I could go on indefinitely, but I have made the point that loudness is a complex concept, and its relationship with the acoustic signal is not straightforward at all.
Let us see what can be said about loudness. First of all, we can say that a sound is louder than another sound, even if the two sounds are completely different. This may not be true of all pairs of sounds, but certainly I can consider that a low amplitude tone is weak compared to the sound made by a glass breaking on the floor. So certainly there seems to be an order relationship in loudness, although perhaps partial. Also, it is true that scaling the acoustical wave has the effect of monotonically changing the loudness of the sound. So there is definitely a relationship with the amplitude, but only in that scaling sense: it is not determined by simple physical quantities such as the peak pressure or the total energy.

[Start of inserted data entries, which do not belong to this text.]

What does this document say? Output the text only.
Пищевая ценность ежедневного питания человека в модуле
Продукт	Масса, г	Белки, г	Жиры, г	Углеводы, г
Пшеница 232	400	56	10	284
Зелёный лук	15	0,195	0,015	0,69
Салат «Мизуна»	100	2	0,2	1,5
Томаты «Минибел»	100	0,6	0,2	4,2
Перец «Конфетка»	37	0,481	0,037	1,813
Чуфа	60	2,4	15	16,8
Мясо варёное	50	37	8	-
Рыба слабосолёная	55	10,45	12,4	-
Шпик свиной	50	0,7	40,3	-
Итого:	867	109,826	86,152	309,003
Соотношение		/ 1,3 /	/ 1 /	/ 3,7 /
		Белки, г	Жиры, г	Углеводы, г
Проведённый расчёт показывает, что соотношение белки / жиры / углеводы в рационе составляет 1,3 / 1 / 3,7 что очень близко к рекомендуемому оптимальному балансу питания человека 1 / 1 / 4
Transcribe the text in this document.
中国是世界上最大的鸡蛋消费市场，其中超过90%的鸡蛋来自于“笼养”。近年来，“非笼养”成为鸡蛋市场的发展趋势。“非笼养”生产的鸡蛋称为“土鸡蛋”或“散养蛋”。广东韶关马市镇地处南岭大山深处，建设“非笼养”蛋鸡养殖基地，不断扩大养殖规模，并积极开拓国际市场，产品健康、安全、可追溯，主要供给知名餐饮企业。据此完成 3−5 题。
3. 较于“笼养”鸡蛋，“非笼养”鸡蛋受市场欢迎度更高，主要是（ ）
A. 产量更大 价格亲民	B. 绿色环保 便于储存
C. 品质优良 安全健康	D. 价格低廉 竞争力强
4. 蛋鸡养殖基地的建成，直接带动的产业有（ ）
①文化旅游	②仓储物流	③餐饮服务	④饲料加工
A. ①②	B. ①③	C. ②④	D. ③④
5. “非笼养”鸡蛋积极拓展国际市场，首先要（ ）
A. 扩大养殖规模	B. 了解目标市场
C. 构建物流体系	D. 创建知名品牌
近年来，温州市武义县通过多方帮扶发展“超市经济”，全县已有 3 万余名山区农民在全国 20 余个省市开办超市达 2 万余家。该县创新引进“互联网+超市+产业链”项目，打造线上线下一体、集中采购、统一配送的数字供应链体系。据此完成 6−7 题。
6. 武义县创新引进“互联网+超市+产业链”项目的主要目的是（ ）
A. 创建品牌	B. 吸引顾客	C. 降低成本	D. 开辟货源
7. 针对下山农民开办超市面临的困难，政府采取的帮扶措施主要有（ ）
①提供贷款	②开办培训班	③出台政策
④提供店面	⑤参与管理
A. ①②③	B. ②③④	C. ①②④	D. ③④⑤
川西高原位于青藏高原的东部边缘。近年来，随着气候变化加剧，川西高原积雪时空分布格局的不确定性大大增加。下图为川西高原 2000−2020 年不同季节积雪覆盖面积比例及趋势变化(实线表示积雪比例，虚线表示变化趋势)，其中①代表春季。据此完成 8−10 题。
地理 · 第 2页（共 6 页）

Now it is interesting to think for a while about the notion of a sound being “not loud enough” and of a sound being “too loud”, because it appears that these two phrases do not refer to the same concept. We say that a sound is “not loud enough” when we find it hard to hear, when it is difficult to make sense of it. For example we ask someone to speak louder. Thus this notion of loudness corresponds to intelligibility, rather than acoustical energy. In particular, this is a relative notion, in the sense that intelligibility depends on the acoustical environment – background noise, other sources, reverberation, etc.
But saying that a sound is “too loud” refers to a completely different concept. It means that the sound produces an uncomfortable feeling because of its intensity. This is unrelated to intelligibility: someone screaming may produce a sound that is “too loud”, but two people screaming would also produce a sound that is “too loud”, even though intelligibility decreases. Therefore, there are at least two different notions regarding loudness: a relative notion related to intelligibility, and a more absolute one related to an unpleasant or even painful feeling. Note that it can also be said that a sound is too loud in the sense of intelligibility. For example, it can be said that the TV is too loud because it makes it hard to understand someone speaking to us. So the notion of loudness is multiform, and therefore cannot be mapped to a single scale.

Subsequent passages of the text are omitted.